Some bad news that came to our family today, is that BOTH Ryan's Grandma (Ryan's mom's mom) and his aunt JerriAnn (who is Ryan's mom's sister) had heart attacks last night. Ryan's mom, Tammy, has been with me since the night I got life flighted into Salt Lake. She has been in Pocatello the last few nights taking care of Madisen and Avery, while I was in Utah, with my mom and the twins. But shortly after getting the news of the heart attacks, Tammy took off to be with her mom. I don't know exactly what the doctors are going to do at this point. Last I heard Grandma Gilmore might have surgery where they put a stint in. And I am not sure what the case is with JerriAnn...I will post another update when I know more. We will be praying for them and hope that everything will be ok. If you could also please add them in your prayers...Thanks so much everyone!

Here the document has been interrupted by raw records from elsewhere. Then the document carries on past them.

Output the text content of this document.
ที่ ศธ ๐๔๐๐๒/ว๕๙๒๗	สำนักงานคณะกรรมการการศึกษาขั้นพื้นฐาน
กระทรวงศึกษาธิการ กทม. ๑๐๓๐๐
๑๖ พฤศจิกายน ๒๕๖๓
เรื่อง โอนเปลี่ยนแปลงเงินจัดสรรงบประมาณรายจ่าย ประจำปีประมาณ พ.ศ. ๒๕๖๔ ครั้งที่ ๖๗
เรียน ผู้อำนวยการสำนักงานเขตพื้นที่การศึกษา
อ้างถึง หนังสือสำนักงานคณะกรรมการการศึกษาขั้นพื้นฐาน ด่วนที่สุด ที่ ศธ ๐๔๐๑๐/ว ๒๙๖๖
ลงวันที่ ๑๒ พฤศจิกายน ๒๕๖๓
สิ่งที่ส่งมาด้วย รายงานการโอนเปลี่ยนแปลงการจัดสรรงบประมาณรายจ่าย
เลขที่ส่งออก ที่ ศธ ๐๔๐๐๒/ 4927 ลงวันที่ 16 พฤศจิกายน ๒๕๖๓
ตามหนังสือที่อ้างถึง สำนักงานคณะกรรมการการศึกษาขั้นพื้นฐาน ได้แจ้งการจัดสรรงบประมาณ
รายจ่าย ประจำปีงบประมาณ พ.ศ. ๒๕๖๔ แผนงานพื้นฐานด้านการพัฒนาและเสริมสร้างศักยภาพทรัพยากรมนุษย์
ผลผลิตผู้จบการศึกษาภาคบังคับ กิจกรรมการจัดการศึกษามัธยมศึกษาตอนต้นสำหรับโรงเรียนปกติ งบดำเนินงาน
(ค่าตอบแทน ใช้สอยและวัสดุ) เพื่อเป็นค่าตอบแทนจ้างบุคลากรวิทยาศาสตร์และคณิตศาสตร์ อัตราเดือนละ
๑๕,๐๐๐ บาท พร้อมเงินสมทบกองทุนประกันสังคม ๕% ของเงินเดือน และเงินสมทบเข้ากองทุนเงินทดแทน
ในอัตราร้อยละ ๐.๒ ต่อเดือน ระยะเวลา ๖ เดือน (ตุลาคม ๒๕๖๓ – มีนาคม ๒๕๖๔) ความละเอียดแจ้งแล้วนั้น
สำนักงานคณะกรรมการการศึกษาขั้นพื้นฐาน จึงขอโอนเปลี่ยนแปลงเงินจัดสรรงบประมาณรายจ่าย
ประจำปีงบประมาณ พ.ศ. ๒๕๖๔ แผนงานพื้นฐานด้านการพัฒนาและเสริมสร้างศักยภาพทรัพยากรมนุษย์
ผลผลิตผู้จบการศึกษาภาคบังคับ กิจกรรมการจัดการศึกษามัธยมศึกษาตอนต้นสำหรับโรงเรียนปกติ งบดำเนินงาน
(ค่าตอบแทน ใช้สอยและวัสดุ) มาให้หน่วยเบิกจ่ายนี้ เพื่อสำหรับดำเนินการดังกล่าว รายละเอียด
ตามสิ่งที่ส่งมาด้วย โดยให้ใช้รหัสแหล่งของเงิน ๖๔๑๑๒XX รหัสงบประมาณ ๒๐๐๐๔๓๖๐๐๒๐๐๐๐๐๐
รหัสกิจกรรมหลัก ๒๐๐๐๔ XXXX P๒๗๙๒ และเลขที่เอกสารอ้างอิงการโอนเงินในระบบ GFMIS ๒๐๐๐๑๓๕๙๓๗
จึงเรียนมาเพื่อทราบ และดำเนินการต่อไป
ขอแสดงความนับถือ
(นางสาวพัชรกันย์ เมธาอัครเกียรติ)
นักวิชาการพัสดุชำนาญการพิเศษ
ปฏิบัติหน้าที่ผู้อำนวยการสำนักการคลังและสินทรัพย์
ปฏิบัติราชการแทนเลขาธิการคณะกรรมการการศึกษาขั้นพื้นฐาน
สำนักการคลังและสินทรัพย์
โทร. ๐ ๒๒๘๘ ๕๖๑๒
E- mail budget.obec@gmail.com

We love you all! (I sure hope everyone is doing good... I am sorry I haven't gotten around to checking more of your blogs out!)

April 22, 2009

Twin Update



Each day Ryan and I learn something new about the care our twins are getting. "A new language" almost, as my mother-in-law put it. From new treatments, case studies they are doing, and deciding whether or not we want our babies in them. Learning about the different machines they are hooked up to and what they do for the twins, or tests they have had. There are heart and lung problems, blood transfusions, new drugs, case studies, etc. There's just a lot of things I am trying to understand, most of the time I feel totally incompetent as I don't understand "doctor" language and it goes right over my head! I've been trying to understand the best I can what it is Emily and Ethan are going through. It's a little clearer to Ryan just because he is in the Physicain Assistant Program and is already learning a lot of this medical lingo. I write all this to let all you know that I sometimes don't know exactly myself what they are doing with the twins. I have a basic understanding of what they are going through or the treatments they are getting, but overall I don't or can't fully grasps the studies or things that are happening to them but I do know they are in good hands and that they are fighters!
So from now on, I'll just tell you in layman's terms... they are stable and doing pretty good!

Ryan's mom, Tammy, who is staying with me, wrote on her blog a little about this and I thought I would just quote her, "One of the blessings of being in a University Hospital is that they(nurses and doctors) have learned so much that can benefit your children. One of the downfalls is that they also want to study your children. I guess you can't have one without the other. When I was here 30 years ago they did the same thing only it was me and my pregnancy they wanted to study. Knowledge can't be gained without observing."


Now for some PICTURES!!!


Emily with Daddy Emily and my hand touching her head, gives you an idea of how small her head is.
Emily on her tummy...the nurse says she prefers her tummy. ;)



Grandma, me and Ethan ...whispering, "Go Ethan!"

Little Ethan...he likes his shades! ;)

Emily has several different machines hooked up to her incubator.
Ethan's little hand

Ethan

Ryan and I are SO grateful for the nurses here at the University of Utah, that take such good care of Ethan and Emily. They are so good with these tiny infants and are so sweet to us and so good with our babies. We feel very blessed to have such great friends and family, that have been so supportive and helpful through all of this. It would be hard to go through this without the gospel and all of your love and prayers!